Obama is certainly the master rhetorician he has been acclaimed as. He has wrapped an essentially un-American policy in American values, and used the same rationale as George W. Bush, that he has to take away a little liberty, in order to give Americans a little more safety.
And perhaps he has a point. Perhaps some of the prisoners, if released, will go back and take up terrorist activities again. Let us assume, for the point of argument, that they will.

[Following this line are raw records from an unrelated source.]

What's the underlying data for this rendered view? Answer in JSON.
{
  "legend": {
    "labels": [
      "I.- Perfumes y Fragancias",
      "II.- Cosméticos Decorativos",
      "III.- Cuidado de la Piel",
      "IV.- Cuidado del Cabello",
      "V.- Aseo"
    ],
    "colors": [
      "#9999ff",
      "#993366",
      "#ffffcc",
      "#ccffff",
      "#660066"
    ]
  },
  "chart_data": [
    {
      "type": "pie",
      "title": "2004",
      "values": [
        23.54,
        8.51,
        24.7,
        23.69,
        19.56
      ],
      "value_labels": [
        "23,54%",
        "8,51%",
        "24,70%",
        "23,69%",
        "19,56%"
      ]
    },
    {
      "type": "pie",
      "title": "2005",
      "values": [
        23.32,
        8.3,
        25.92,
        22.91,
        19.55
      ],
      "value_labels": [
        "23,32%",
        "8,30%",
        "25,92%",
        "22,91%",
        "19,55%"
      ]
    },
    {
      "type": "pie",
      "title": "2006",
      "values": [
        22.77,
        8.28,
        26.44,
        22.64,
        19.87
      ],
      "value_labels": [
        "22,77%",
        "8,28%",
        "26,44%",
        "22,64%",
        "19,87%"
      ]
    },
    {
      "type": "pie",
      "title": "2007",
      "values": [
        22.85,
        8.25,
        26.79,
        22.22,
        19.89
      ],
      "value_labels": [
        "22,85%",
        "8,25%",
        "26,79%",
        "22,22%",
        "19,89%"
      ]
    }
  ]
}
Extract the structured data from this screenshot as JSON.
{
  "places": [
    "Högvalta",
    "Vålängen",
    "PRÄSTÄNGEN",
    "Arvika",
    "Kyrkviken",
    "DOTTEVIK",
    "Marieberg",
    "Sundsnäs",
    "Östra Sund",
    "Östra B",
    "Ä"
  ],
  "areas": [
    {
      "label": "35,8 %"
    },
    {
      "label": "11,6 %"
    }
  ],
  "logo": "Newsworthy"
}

Does that mean that we punish them for crimes they have yet to commit? Does that mean we assume that we know that all of those chosen by Obama to be punished will commit crimes? Does that meant that it is not better that 100 guilty men go free rather than one innocent man be falsely imprisoned?
And where do we draw the line? Once we’ve decided that thought crimes are worthy of preventative punishment, once that is a principle embedded in the law, who else are we going to lock up whom we can’t prove has committed a crime, not even that of conspiracy, because we think they may commit one in the future?
That’s not a power any human being should have over another.
But it is the power Obama has demanded, has arrogated to himself, just as George Bush does.
If that isn’t against American values, then at long last, I don’t know what American values are.
But I think it is clearly anti-American, and I think all those who have said “give me liberty or give me death”, or similiar phrases, recognize in their hearts that what was done under Bush and what Obama is attempting to do are fundamental violations of the values that made America what it is.